Towards ethical multimodal systems
Alexis Roger, Esma Aïmeur, Irina Rish
TL;DR
The paper tackles ethics in multimodal AI systems by building a scalable, crowdsourced dataset of image–question prompts with ethical judgments and by evaluating automatic ethics classifiers. It introduces a MAGMA-based data generation flow and a Discord-driven evaluation pipeline with safeguards to prevent bias and manipulation. It evaluates two classifiers: a RoBERTa-large text-only model and a multimodal MLP using CLIP-GPT-J embeddings, reporting around 52% and 55% accuracy respectively on majority-labeled data, underscoring the importance of visual context.
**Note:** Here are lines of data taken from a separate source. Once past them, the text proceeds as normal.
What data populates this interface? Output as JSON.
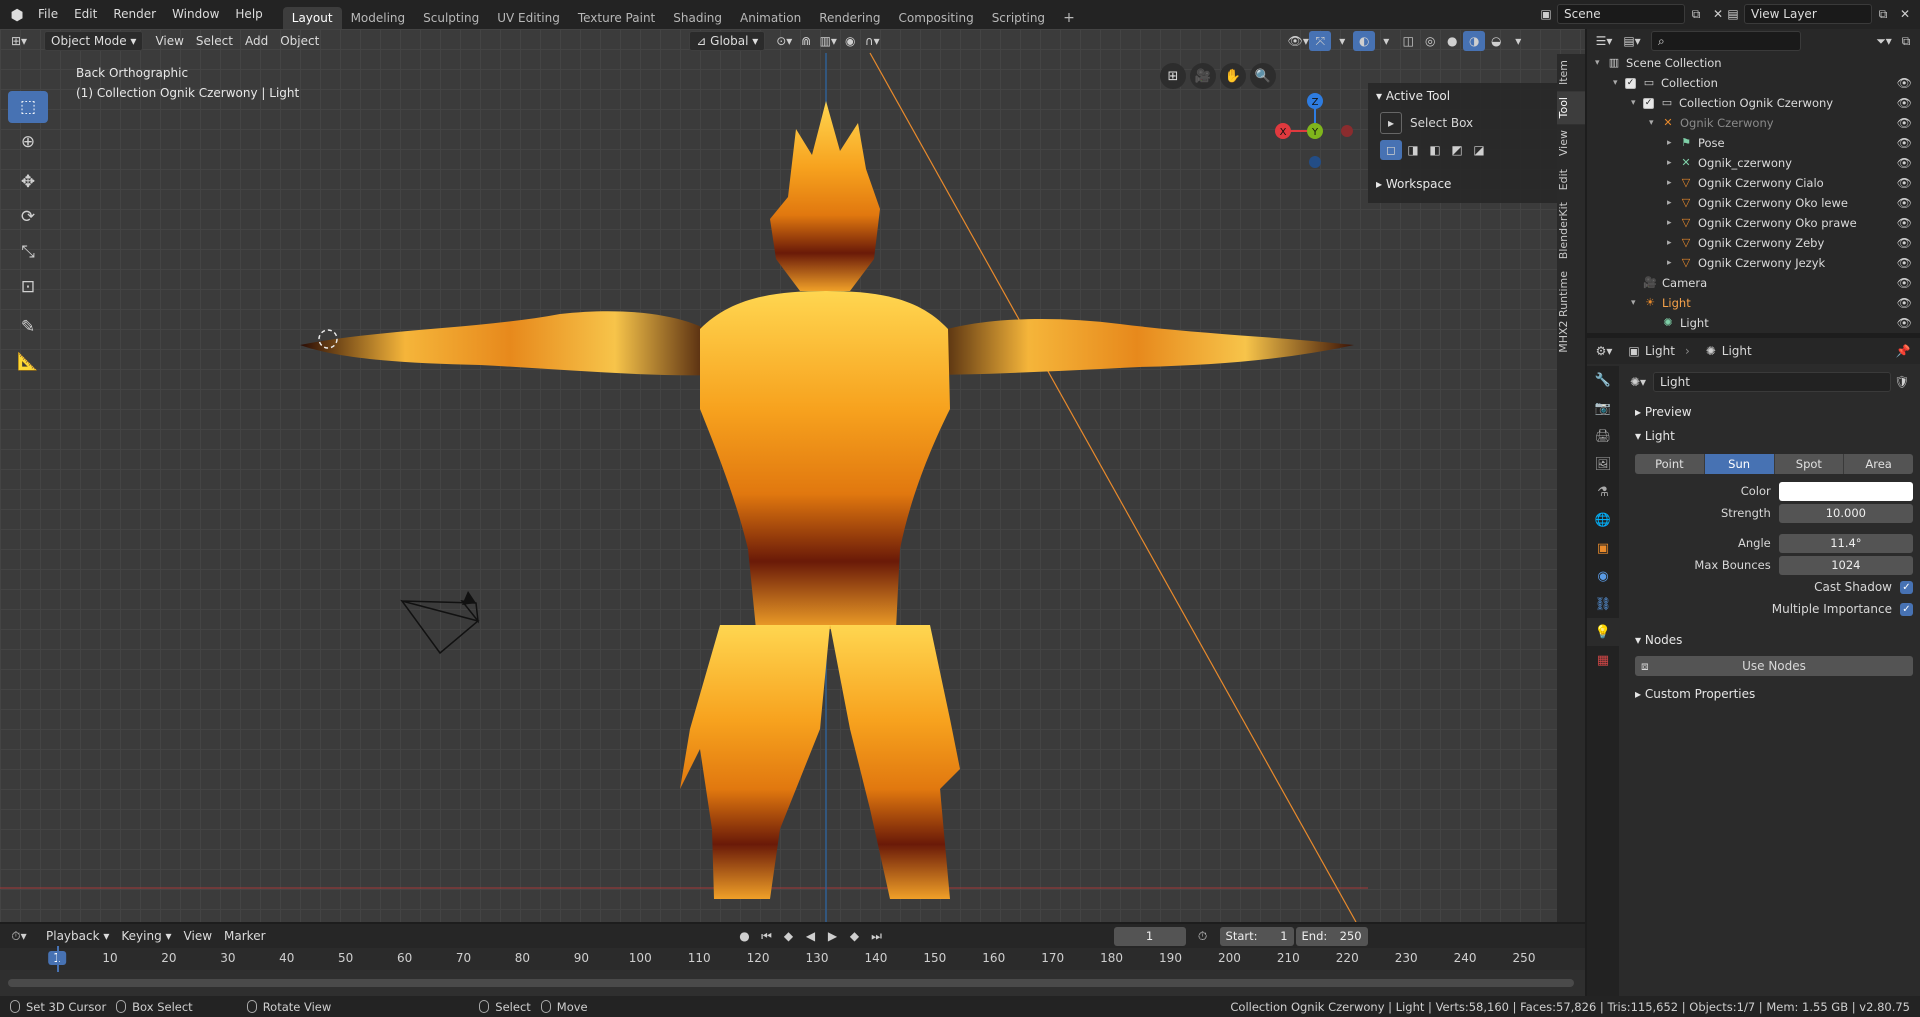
{
  "topbar": {
    "menus": [
      "File",
      "Edit",
      "Render",
      "Window",
      "Help"
    ],
    "workspaces": [
      "Layout",
      "Modeling",
      "Sculpting",
      "UV Editing",
      "Texture Paint",
      "Shading",
      "Animation",
      "Rendering",
      "Compositing",
      "Scripting"
    ],
    "active_workspace": "Layout",
    "scene_name": "Scene",
    "view_layer": "View Layer"
  },
  "viewport": {
    "mode": "Object Mode",
    "menus": [
      "View",
      "Select",
      "Add",
      "Object"
    ],
    "orientation": "Global",
    "view_name": "Back Orthographic",
    "view_context": "(1) Collection Ognik Czerwony | Light",
    "gizmo_axes": [
      "X",
      "Y",
      "Z"
    ]
  },
  "npanel": {
    "active_tool_header": "Active Tool",
    "tool_name": "Select Box",
    "workspace_header": "Workspace",
    "tabs": [
      "Item",
      "Tool",
      "View",
      "Edit",
      "BlenderKit",
      "MHX2 Runtime"
    ],
    "active_tab": "Tool"
  },
  "outliner": {
    "search_placeholder": "",
    "rows": [
      {
        "label": "Scene Collection",
        "indent": 0,
        "icon": "scene-collection-icon"
      },
      {
        "label": "Collection",
        "indent": 1,
        "icon": "collection-icon"
      },
      {
        "label": "Collection Ognik Czerwony",
        "indent": 2,
        "icon": "collection-icon"
      },
      {
        "label": "Ognik Czerwony",
        "indent": 3,
        "icon": "armature-icon"
      },
      {
        "label": "Pose",
        "indent": 4,
        "icon": "pose-icon"
      },
      {
        "label": "Ognik_czerwony",
        "indent": 4,
        "icon": "armature-data-icon"
      },
      {
        "label": "Ognik Czerwony Cialo",
        "indent": 4,
        "icon": "mesh-icon"
      },
      {
        "label": "Ognik Czerwony Oko lewe",
        "indent": 4,
        "icon": "mesh-icon"
      },
      {
        "label": "Ognik Czerwony Oko prawe",
        "indent": 4,
        "icon": "mesh-icon"
      },
      {
        "label": "Ognik Czerwony Zeby",
        "indent": 4,
        "icon": "mesh-icon"
      },
      {
        "label": "Ognik Czerwony Jezyk",
        "indent": 4,
        "icon": "mesh-icon"
      },
      {
        "label": "Camera",
        "indent": 2,
        "icon": "camera-icon"
      },
      {
        "label": "Light",
        "indent": 2,
        "icon": "light-icon"
      },
      {
        "label": "Light",
        "indent": 3,
        "icon": "light-data-icon"
      }
    ]
  },
  "properties": {
    "breadcrumb_object": "Light",
    "breadcrumb_data": "Light",
    "datablock_name": "Light",
    "sections": {
      "preview": "Preview",
      "light": "Light",
      "nodes": "Nodes",
      "custom": "Custom Properties"
    },
    "light_types": [
      "Point",
      "Sun",
      "Spot",
      "Area"
    ],
    "active_type": "Sun",
    "color_label": "Color",
    "color_value": "#ffffff",
    "strength_label": "Strength",
    "strength": "10.000",
    "angle_label": "Angle",
    "angle": "11.4°",
    "max_bounces_label": "Max Bounces",
    "max_bounces": "1024",
    "cast_shadow_label": "Cast Shadow",
    "multiple_importance_label": "Multiple Importance",
    "use_nodes_label": "Use Nodes"
  },
  "timeline": {
    "menus": [
      "Playback",
      "Keying",
      "View",
      "Marker"
    ],
    "current_frame": "1",
    "start_label": "Start:",
    "start": "1",
    "end_label": "End:",
    "end": "250",
    "ruler": [
      "1",
      "10",
      "20",
      "30",
      "40",
      "50",
      "60",
      "70",
      "80",
      "90",
      "100",
      "110",
      "120",
      "130",
      "140",
      "150",
      "160",
      "170",
      "180",
      "190",
      "200",
      "210",
      "220",
      "230",
      "240",
      "250"
    ]
  },
  "statusbar": {
    "hint1": "Set 3D Cursor",
    "hint2": "Box Select",
    "hint3": "Rotate View",
    "hint4": "Select",
    "hint5": "Move",
    "stats": "Collection Ognik Czerwony | Light | Verts:58,160 | Faces:57,826 | Tris:115,652 | Objects:1/7 | Mem: 1.55 GB | v2.80.75"
  },
  "colors": {
    "accent": "#4772b3",
    "light_orange": "#e88a2c",
    "x_axis": "#e0393e",
    "y_axis": "#7fb51c",
    "z_axis": "#2e7ce0"
  }
}
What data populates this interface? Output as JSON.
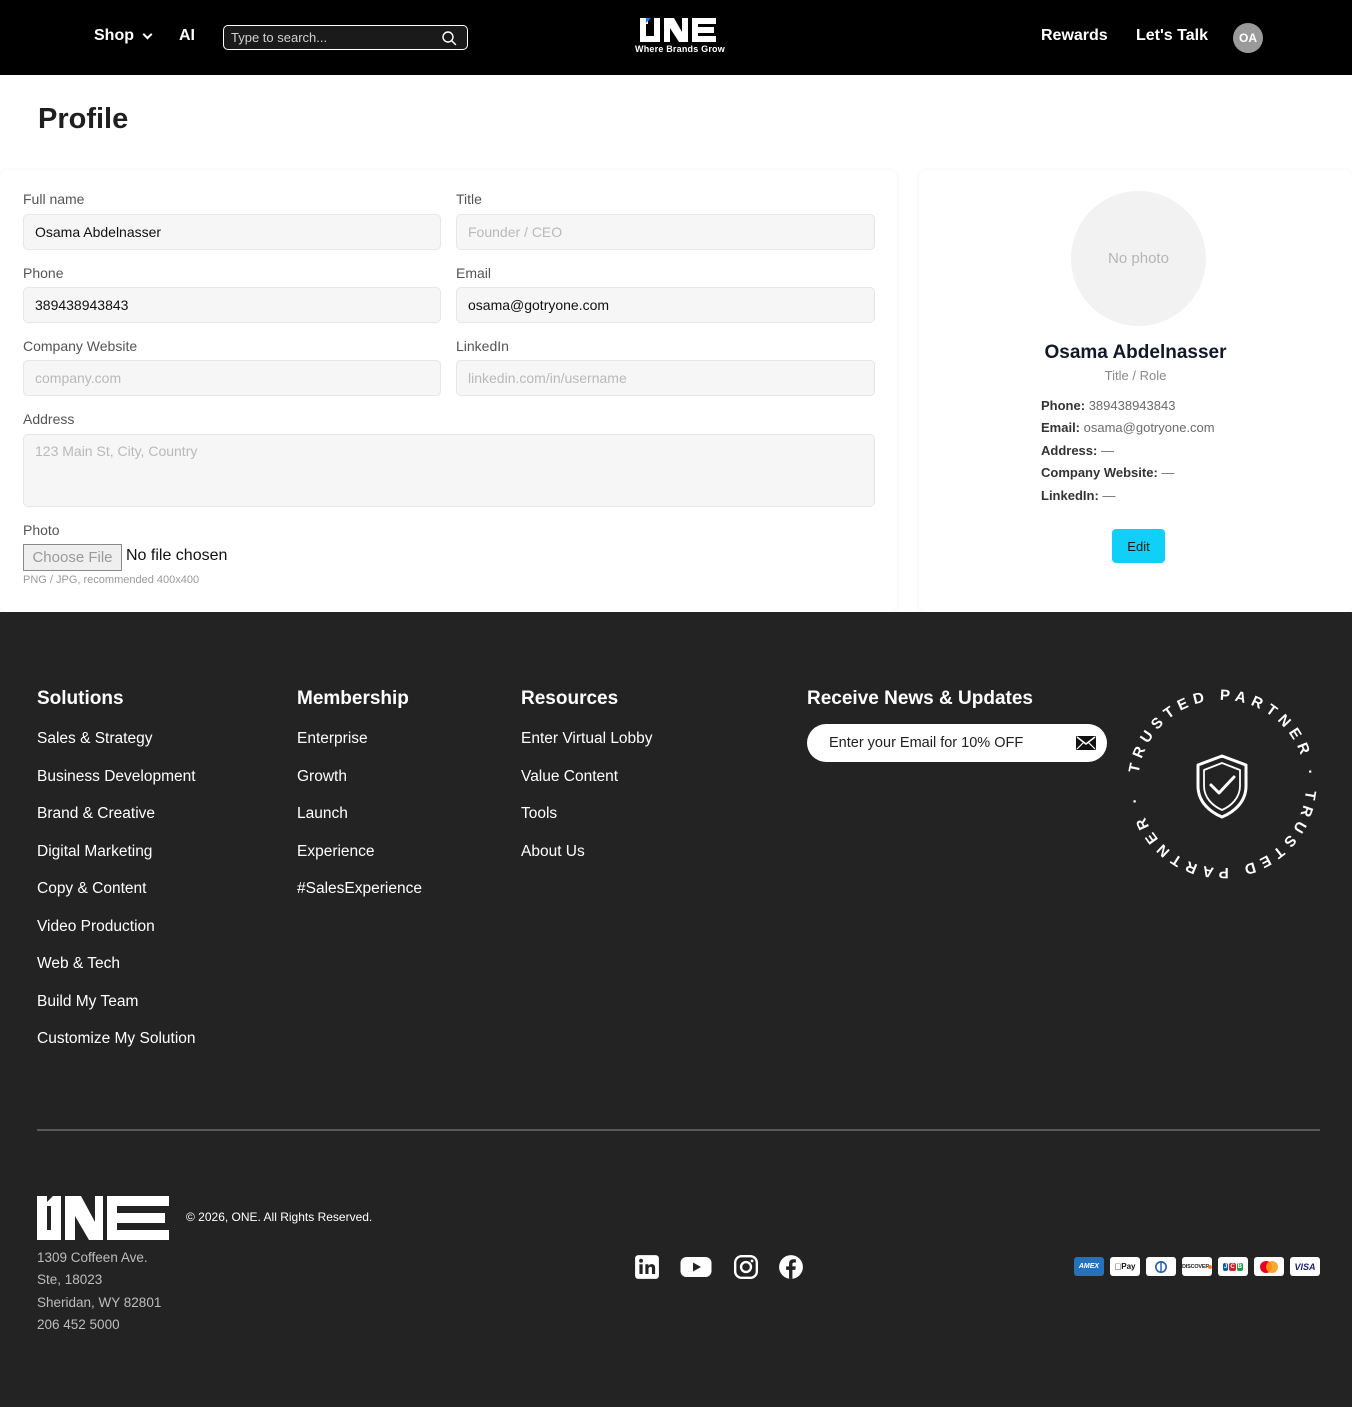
{
  "header": {
    "shop_label": "Shop",
    "ai_label": "AI",
    "search_placeholder": "Type to search...",
    "logo_text": "ONE",
    "logo_tagline": "Where Brands Grow",
    "rewards_label": "Rewards",
    "talk_label": "Let's Talk",
    "avatar_initials": "OA"
  },
  "page": {
    "title": "Profile"
  },
  "form": {
    "full_name": {
      "label": "Full name",
      "value": "Osama Abdelnasser",
      "placeholder": ""
    },
    "title": {
      "label": "Title",
      "value": "",
      "placeholder": "Founder / CEO"
    },
    "phone": {
      "label": "Phone",
      "value": "389438943843",
      "placeholder": ""
    },
    "email": {
      "label": "Email",
      "value": "osama@gotryone.com",
      "placeholder": ""
    },
    "website": {
      "label": "Company Website",
      "value": "",
      "placeholder": "company.com"
    },
    "linkedin": {
      "label": "LinkedIn",
      "value": "",
      "placeholder": "linkedin.com/in/username"
    },
    "address": {
      "label": "Address",
      "value": "",
      "placeholder": "123 Main St, City, Country"
    },
    "photo": {
      "label": "Photo",
      "button": "Choose File",
      "status": "No file chosen",
      "hint": "PNG / JPG, recommended 400x400"
    }
  },
  "profile_card": {
    "photo_placeholder": "No photo",
    "name": "Osama Abdelnasser",
    "role": "Title / Role",
    "phone_label": "Phone:",
    "phone": "389438943843",
    "email_label": "Email:",
    "email": "osama@gotryone.com",
    "address_label": "Address:",
    "address": "—",
    "website_label": "Company Website:",
    "website": "—",
    "linkedin_label": "LinkedIn:",
    "linkedin": "—",
    "edit_label": "Edit"
  },
  "footer": {
    "solutions": {
      "title": "Solutions",
      "links": [
        "Sales & Strategy",
        "Business Development",
        "Brand & Creative",
        "Digital Marketing",
        "Copy & Content",
        "Video Production",
        "Web & Tech",
        "Build My Team",
        "Customize My Solution"
      ]
    },
    "membership": {
      "title": "Membership",
      "links": [
        "Enterprise",
        "Growth",
        "Launch",
        "Experience",
        "#SalesExperience"
      ]
    },
    "resources": {
      "title": "Resources",
      "links": [
        "Enter Virtual Lobby",
        "Value Content",
        "Tools",
        "About Us"
      ]
    },
    "newsletter": {
      "title": "Receive News & Updates",
      "placeholder": "Enter your Email for 10% OFF"
    },
    "badge_text": "TRUSTED PARTNER · TRUSTED PARTNER ·",
    "copyright": "© 2026, ONE. All Rights Reserved.",
    "address": [
      "1309 Coffeen Ave.",
      "Ste, 18023",
      "Sheridan, WY 82801",
      "206 452 5000"
    ],
    "social_icons": [
      "linkedin-icon",
      "youtube-icon",
      "instagram-icon",
      "facebook-icon"
    ],
    "payment_icons": [
      "amex-icon",
      "apple-pay-icon",
      "diners-icon",
      "discover-icon",
      "jcb-icon",
      "mastercard-icon",
      "visa-icon"
    ],
    "payment_labels": {
      "amex": "AMEX",
      "applepay": "Pay",
      "discover": "DISCOVER",
      "jcb": "JCB",
      "visa": "VISA"
    }
  },
  "colors": {
    "header_bg": "#000000",
    "footer_bg": "#232323",
    "accent": "#10d0f7"
  }
}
The work provides the first open multimodal ethical dataset and baseline methods to advance AI alignment research for image+text systems, with plans for ongoing updates and expansion.
Abstract
Generative AI systems (ChatGPT, DALL-E, etc) are expanding into multiple areas of our lives, from art Rombach et al. [2021] to mental health Rob Morris and Kareem Kouddous [2022]; their rapidly growing societal impact opens new opportunities, but also raises ethical concerns. The emerging field of AI alignment aims to make AI systems reflect human values. This paper focuses on evaluating the ethics of multimodal AI systems involving both text and images - a relatively under-explored area, as most alignment work is currently focused on language models. We first create a multimodal ethical database from human feedback on ethicality. Then, using this database, we develop algorithms, including a RoBERTa-large classifier and a multilayer perceptron, to automatically assess the ethicality of system responses.